От этой улыбки я вдруг показался себе довольно глупым.
– Понимаете, – сказал я, – Париж – город старый, ему несколько сот лет. И в Париже кажется, что все эти долгие годы ты прожил здесь. В Нью-Йорке ничего подобного не испытываешь…
Джованни улыбнулся. Я замолчал.
– А что же испытываешь в Нью-Йорке? – спросил он.
– Скорее всего, – сказал я, – чувствуешь дыхание будущего. Там во всем такая мощь, все крутится, вертится, там все время думаешь, я, во всяком случае, что же с нами будет через сто лет?
– Через сто лет? Мы умрем, а Нью-Йорк состарится.
– Именно, – ответил я, – люди пресытятся, а Новый Свет американцам уже будет не в новинку.
– Не понимаю, почему он им в новинку, – заметил Джованни, – вы же в сущности переселенцы, да и уехали из Европы не так давно.
– Да, но нас разделяет океан, – сказал я, – жизнь у нас шла совсем иначе, чем в Европе, и мы пережили то, о чем вы тут и понятия не имели. Вот мы и стали другими людьми. Разве не ясно?
– Если бы вы стали другими людьми! – засмеялся Джованни. – По-моему, вы превратились во что-то другое. Может, вас забросило на другую планету? Тогда все понятно и рассуждать не о чем.
– Я охотно допускаю, – с некоторой запальчивостью ответил я (не люблю, когда надо мной подтрунивают), – что иногда мы и впрямь кажемся пришельцами с другой планеты. Но, увы, живем-то мы здесь, на земле, да и вы, мой друг, тоже…
– Трудно оспаривать этот печальный факт, – снова с ухмылкой сказал Джованни.

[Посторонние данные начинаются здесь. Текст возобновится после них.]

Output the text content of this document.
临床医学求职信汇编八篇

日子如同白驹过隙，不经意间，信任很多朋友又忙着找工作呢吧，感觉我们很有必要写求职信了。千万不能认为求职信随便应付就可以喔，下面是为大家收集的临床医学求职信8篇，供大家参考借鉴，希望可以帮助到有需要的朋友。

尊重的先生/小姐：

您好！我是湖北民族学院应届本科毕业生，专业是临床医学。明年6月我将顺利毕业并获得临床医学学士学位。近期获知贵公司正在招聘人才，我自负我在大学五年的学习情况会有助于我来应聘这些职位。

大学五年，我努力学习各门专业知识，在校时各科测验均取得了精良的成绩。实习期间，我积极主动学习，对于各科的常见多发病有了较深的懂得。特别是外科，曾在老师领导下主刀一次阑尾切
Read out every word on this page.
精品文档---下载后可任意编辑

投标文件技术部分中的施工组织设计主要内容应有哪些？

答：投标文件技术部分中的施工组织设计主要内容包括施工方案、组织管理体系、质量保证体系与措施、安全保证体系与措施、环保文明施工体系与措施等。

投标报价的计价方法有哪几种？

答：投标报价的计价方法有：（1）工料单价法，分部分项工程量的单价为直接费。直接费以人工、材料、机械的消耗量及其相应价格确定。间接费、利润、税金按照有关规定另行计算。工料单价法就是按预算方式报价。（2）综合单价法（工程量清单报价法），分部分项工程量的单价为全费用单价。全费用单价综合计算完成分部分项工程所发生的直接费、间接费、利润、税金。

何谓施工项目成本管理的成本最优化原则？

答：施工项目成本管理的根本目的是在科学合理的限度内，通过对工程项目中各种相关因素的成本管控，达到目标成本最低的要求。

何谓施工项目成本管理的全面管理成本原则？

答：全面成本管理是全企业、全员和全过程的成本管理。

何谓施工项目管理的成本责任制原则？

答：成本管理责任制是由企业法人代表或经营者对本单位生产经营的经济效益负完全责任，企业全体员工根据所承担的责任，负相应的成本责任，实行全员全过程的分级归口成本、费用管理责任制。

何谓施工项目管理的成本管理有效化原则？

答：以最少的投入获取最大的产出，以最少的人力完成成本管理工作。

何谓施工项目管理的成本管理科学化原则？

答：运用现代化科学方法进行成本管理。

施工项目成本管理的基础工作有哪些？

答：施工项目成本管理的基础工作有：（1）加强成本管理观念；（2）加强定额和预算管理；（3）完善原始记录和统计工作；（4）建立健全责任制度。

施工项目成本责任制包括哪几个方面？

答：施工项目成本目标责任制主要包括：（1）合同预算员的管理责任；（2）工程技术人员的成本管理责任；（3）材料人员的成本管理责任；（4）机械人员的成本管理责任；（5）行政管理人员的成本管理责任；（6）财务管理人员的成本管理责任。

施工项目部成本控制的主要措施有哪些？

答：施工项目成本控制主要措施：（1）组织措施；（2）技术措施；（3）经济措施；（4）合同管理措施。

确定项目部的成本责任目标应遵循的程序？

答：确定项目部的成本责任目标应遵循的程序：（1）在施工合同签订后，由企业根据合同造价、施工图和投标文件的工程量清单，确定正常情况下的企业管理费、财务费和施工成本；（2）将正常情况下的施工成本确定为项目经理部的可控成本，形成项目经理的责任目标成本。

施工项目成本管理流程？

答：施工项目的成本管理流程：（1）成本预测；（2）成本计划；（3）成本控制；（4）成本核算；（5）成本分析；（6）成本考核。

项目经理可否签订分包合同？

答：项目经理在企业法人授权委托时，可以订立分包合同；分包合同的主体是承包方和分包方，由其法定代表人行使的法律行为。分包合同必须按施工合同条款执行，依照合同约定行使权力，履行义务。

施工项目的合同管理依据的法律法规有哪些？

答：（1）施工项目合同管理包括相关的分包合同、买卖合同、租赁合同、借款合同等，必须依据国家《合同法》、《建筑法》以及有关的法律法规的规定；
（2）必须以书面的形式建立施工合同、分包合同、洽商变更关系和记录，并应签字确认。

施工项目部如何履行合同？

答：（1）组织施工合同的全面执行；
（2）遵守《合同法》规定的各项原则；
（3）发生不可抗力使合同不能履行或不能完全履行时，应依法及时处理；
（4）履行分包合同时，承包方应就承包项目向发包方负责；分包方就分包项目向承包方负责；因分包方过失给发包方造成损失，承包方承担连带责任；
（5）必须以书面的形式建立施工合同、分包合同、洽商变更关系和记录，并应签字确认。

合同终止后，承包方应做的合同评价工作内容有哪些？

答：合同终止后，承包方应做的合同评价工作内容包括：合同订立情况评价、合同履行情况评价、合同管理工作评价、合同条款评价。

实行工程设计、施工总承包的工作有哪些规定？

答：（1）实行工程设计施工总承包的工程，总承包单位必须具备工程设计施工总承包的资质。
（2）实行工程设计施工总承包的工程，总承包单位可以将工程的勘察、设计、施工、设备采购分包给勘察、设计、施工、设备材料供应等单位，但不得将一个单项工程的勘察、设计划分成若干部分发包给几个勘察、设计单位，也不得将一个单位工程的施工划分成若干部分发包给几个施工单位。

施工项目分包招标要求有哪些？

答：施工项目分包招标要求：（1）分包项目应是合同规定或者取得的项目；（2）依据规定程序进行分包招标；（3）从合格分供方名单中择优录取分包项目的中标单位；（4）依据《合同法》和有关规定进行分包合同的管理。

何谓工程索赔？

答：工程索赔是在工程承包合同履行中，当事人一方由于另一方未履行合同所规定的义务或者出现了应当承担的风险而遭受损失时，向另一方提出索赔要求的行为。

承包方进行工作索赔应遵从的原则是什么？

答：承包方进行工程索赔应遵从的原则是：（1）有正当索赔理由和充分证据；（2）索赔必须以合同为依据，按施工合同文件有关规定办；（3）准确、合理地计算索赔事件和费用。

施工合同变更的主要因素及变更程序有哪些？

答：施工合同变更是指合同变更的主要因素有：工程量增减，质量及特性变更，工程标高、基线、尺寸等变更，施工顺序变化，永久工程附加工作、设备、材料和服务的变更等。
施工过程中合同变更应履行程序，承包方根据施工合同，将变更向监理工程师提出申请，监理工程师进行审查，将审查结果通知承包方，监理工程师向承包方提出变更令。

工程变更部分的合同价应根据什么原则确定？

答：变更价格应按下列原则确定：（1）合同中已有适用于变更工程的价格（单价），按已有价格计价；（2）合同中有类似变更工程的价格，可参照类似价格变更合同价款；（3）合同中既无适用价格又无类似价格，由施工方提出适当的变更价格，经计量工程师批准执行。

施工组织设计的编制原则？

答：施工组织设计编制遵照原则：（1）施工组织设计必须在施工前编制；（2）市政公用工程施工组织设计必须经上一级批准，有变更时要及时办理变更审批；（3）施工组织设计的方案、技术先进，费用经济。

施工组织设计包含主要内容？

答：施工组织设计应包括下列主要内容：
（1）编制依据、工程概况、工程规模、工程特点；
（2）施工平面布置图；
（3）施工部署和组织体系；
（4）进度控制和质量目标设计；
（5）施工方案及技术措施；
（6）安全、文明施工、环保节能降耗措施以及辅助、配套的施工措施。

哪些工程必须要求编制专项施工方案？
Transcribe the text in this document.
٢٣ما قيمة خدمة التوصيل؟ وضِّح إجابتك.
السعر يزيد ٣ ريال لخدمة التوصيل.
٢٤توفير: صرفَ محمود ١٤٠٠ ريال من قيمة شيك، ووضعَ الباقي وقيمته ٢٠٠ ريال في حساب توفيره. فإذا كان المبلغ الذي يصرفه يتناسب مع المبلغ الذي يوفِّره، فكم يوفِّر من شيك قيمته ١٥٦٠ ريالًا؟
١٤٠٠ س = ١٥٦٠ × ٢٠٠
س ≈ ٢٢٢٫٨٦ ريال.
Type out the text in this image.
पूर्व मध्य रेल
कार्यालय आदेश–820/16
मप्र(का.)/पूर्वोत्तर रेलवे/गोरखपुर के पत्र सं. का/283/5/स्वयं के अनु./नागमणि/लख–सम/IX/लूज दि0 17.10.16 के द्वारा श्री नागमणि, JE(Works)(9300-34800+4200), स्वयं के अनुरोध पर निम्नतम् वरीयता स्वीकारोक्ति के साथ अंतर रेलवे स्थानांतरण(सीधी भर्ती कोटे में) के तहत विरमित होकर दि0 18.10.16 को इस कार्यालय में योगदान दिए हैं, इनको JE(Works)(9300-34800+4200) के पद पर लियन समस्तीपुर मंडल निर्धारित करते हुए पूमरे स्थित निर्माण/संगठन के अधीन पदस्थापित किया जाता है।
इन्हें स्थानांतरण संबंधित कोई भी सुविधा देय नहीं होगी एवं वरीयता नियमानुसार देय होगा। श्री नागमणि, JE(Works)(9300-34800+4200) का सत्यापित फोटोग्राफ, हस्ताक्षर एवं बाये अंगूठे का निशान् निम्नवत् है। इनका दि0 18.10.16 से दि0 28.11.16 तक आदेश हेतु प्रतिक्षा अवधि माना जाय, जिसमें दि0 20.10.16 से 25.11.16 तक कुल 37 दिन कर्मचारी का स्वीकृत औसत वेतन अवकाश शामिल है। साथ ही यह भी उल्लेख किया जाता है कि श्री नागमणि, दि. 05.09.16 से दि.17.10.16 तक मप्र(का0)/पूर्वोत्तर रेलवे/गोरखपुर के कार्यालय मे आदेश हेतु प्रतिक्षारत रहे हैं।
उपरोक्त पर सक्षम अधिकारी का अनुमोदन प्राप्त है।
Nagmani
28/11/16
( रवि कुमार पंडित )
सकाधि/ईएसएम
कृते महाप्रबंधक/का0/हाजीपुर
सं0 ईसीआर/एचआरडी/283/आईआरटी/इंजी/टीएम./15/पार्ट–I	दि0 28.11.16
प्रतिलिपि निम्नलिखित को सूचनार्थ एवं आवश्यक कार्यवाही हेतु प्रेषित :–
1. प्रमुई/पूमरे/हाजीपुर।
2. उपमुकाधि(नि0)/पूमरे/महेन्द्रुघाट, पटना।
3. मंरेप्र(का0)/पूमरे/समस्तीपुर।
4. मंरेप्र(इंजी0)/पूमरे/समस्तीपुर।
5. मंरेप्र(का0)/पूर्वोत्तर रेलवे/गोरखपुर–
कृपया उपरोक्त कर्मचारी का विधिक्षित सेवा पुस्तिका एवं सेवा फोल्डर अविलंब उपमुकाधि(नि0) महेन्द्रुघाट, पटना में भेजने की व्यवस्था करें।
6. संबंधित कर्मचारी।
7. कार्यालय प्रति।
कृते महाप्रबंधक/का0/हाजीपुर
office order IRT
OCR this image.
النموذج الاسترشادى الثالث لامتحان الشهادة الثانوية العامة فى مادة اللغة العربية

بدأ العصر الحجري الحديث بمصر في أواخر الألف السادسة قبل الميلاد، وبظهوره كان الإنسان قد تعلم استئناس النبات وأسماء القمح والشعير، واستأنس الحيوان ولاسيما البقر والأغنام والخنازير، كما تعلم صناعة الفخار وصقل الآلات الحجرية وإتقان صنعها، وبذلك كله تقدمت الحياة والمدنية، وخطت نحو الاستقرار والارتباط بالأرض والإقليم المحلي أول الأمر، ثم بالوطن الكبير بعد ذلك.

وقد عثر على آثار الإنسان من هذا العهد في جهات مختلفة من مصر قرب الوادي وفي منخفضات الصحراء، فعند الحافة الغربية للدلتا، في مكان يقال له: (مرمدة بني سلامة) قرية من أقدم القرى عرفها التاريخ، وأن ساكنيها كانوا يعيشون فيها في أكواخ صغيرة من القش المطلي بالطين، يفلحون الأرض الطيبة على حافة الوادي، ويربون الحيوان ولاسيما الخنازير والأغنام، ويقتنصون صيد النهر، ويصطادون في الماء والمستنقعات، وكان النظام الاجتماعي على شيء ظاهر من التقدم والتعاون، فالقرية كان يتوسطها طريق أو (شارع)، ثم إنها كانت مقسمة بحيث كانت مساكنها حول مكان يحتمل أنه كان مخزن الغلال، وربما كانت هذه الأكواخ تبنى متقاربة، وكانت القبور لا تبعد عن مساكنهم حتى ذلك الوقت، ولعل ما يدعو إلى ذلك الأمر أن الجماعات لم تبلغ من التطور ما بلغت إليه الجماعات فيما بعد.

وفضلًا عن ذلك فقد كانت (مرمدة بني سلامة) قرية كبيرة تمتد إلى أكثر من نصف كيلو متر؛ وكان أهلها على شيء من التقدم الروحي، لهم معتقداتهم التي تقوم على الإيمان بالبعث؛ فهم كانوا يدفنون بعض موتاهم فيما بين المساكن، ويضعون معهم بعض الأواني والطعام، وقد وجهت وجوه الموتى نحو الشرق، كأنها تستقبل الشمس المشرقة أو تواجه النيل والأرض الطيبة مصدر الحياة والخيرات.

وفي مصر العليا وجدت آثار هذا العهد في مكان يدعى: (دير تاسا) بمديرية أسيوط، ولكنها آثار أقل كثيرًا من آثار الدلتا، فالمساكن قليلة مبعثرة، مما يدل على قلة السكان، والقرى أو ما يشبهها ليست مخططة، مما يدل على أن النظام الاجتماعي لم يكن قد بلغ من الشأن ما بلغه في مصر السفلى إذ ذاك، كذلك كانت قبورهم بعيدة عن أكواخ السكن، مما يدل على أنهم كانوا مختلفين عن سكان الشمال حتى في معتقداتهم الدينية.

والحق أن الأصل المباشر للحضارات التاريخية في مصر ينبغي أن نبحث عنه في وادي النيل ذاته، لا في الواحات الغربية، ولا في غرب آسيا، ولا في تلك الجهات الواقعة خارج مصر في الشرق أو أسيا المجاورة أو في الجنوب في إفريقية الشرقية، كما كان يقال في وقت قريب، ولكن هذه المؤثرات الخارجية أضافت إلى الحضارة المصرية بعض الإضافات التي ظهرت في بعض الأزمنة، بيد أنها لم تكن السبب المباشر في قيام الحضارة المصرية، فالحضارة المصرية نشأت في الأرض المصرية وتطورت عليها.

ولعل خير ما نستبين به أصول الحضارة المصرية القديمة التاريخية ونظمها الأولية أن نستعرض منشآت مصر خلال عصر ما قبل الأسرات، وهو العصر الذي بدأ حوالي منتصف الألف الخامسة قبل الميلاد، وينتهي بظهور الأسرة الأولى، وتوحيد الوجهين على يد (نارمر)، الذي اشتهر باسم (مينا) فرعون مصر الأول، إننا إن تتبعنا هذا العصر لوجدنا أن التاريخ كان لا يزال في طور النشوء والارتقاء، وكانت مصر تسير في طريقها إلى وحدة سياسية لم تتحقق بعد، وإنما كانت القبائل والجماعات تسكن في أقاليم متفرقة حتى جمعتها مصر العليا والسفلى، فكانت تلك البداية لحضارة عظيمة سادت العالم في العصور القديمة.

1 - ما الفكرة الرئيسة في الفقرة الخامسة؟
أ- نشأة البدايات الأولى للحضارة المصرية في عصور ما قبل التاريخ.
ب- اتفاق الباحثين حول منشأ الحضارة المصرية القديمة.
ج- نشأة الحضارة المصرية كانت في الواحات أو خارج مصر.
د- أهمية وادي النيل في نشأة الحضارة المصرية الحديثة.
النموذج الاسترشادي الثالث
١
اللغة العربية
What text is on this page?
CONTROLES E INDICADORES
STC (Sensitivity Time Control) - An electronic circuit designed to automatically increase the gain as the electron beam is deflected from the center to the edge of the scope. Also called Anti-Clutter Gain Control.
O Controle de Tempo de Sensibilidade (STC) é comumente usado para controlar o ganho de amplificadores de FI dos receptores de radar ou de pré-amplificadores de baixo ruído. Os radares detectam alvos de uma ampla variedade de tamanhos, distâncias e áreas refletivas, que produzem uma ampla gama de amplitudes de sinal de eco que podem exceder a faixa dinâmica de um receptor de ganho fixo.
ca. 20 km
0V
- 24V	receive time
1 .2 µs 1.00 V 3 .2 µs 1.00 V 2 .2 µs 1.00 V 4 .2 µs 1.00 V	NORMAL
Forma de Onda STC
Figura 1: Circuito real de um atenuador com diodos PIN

Разговор на время оборвался: Джованни отошел к противоположному концу стойки, чтобы обслужить посетителей. Гийом с Жаком все еще разговаривали. Гийом, вероятно, смаковал один из своих бесконечных анекдотов, которые, как правило, сводились к превратностям любви и случая, и губы Жака растягивала вежливая улыбка. Я знал, что ему до смерти хочется вернуться в бар.
Джованни снова появился передо мной и принялся мокрой тряпкой вытирать стойку.
– Чудной народ вы, американцы! Chez vous[18] вообще нет чувства времени, право, это довольно странно. Для вас время вроде нескончаемого праздника, триумфального шествия, что ли: знамена, войска, ликующая толпа. Точно, будь у вас много времени, ничего другого вам и не надо. – Он улыбнулся и насмешливо взглянул на меня.
Я промолчал.
– В общем, получается так, – продолжал Джованни, – что при всей вашей чертовской энергии и прочих достоинствах вам недостает только времени, чтобы устранить неразбериху, все упорядочить и разрешить все вопросы. Я говорю все, – мрачно добавил он, – имея в виду такие серьезные и страшные вещи, как боль, смерть, любовь, в которые вы, американцы, не верите.
– Откуда вы взяли, что не верим? А во что вы верите?
– Во всяком случае, не в эту вашу галиматью про время. Оно существует для всех, как вода для рыб. Все живут в этой воде, и никому из нее не вылезти, а если такое с кем и стрясется, так он, как рыба, подохнет. А вы знаете, что творится в этом океане времени? Крупная рыба пожирает мелкую рыбешку. Вот так. Жрет себе мелкую рыбешку, а океану до этого и дела нет.
– Нет, уж извините, – сказал я, – ничего подобного. Время – вода горячая, и мы – не рыбы и располагаем правом выбора: себя не давать есть и самим других не есть, других, то есть, мелкую рыбешку, – поспешно добавил я и слегка покраснел, потому что Джованни несколько иронически и вместе с тем восхищенно улыбался мне.